Professor Creates New Materials for Gas Separations

Dr. Jason E. Bara, center, discusses a membrane created in his lab with graduate students Katie O’Harra, left, and Grayson Dennis, right.

TUSCALOOSA, Ala. — In response to future energy challenges, chemical engineers at The University of Alabama are creating new materials to more efficiently separate gases related to energy processes.

Dr. Jason E. Bara, UA associate professor of chemical and biological engineering, was recently awarded a grant by the U.S. Department of Energy to further study the structure of these patented materials and investigate their functions as gas separation membranes to clean emissions or separate fuel and chemical feedstocks using a fraction of the energy needed for current methods.

Dr. C. Heath Turner, UA professor of chemical and biological engineering, will work with Bara running computational modeling of the materials.

In December, Bara and several of his students were awarded a U.S. patent for a class of polymers he called rigid, ionic polyimide materials, essentially positively-charged chains of repeating molecules. The novel material platform joins high-performance polymers with charged molecules, allowing them to form sophisticated structures tailored to an application.

“Until now no one has created a charged polymer that follows this kind of formula,” Bara said.

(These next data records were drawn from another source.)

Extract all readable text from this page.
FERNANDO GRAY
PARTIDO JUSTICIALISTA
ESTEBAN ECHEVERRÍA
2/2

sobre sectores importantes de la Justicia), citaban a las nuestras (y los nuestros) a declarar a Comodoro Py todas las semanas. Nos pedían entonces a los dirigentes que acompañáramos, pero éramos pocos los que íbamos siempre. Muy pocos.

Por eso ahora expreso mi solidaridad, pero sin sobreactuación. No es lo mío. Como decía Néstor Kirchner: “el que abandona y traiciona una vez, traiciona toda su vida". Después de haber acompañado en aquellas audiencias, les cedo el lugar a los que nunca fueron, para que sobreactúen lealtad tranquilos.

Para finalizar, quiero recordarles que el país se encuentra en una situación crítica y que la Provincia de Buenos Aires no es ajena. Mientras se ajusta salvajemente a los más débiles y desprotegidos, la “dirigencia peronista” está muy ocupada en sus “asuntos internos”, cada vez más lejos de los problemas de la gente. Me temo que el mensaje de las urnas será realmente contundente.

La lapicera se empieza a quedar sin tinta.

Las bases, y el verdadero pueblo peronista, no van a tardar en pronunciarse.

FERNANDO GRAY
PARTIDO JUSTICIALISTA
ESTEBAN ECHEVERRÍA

Membranes created in Bara’s lab join high-performance polymers with charged molecules, allowing them to form sophisticated structures tailored to an application.

Currently, membranes are not yet widely used in these applications, but they have tremendous promise to compete with distillation and absorption, the two most widely used separations technologies for gas processing.

“Separations cost a lot of energy,” Bara said. “Distillation columns, for example, are something most people don’t tend to think about because we don’t see them on a day-to-day basis, but they are a huge part of U.S. and global energy consumption from oil refineries to the chemical industry to ethanol plants.

“If membranes could replace distillation columns, we will save a lot of energy,” he said. “There is a need to invest in this research because the ultimate reward is gigantic in terms of energy and cost savings, which, in turn, will have positive impacts on the environment.”

For now, though, Bara wants to understand how the materials interact at the molecular levels to predict their behavior while also identifying the most promising structures to use as gas separation membranes.

The number of possible materials described by Bara’s patent is in the hundreds of thousands, so Turner will help model arrangements and behavior on computers to help Bara’s lab decide which materials to make physically.

“We’ve got an application, and, at the same time, we’re going to make some really cool polymers and see how they perform in that application and continuously iterate new generations of materials,” Bara said. “It’s always important to have performance targets in mind, but this research is also about what we learn along the way and the knowledge that brings to the community working in this area.”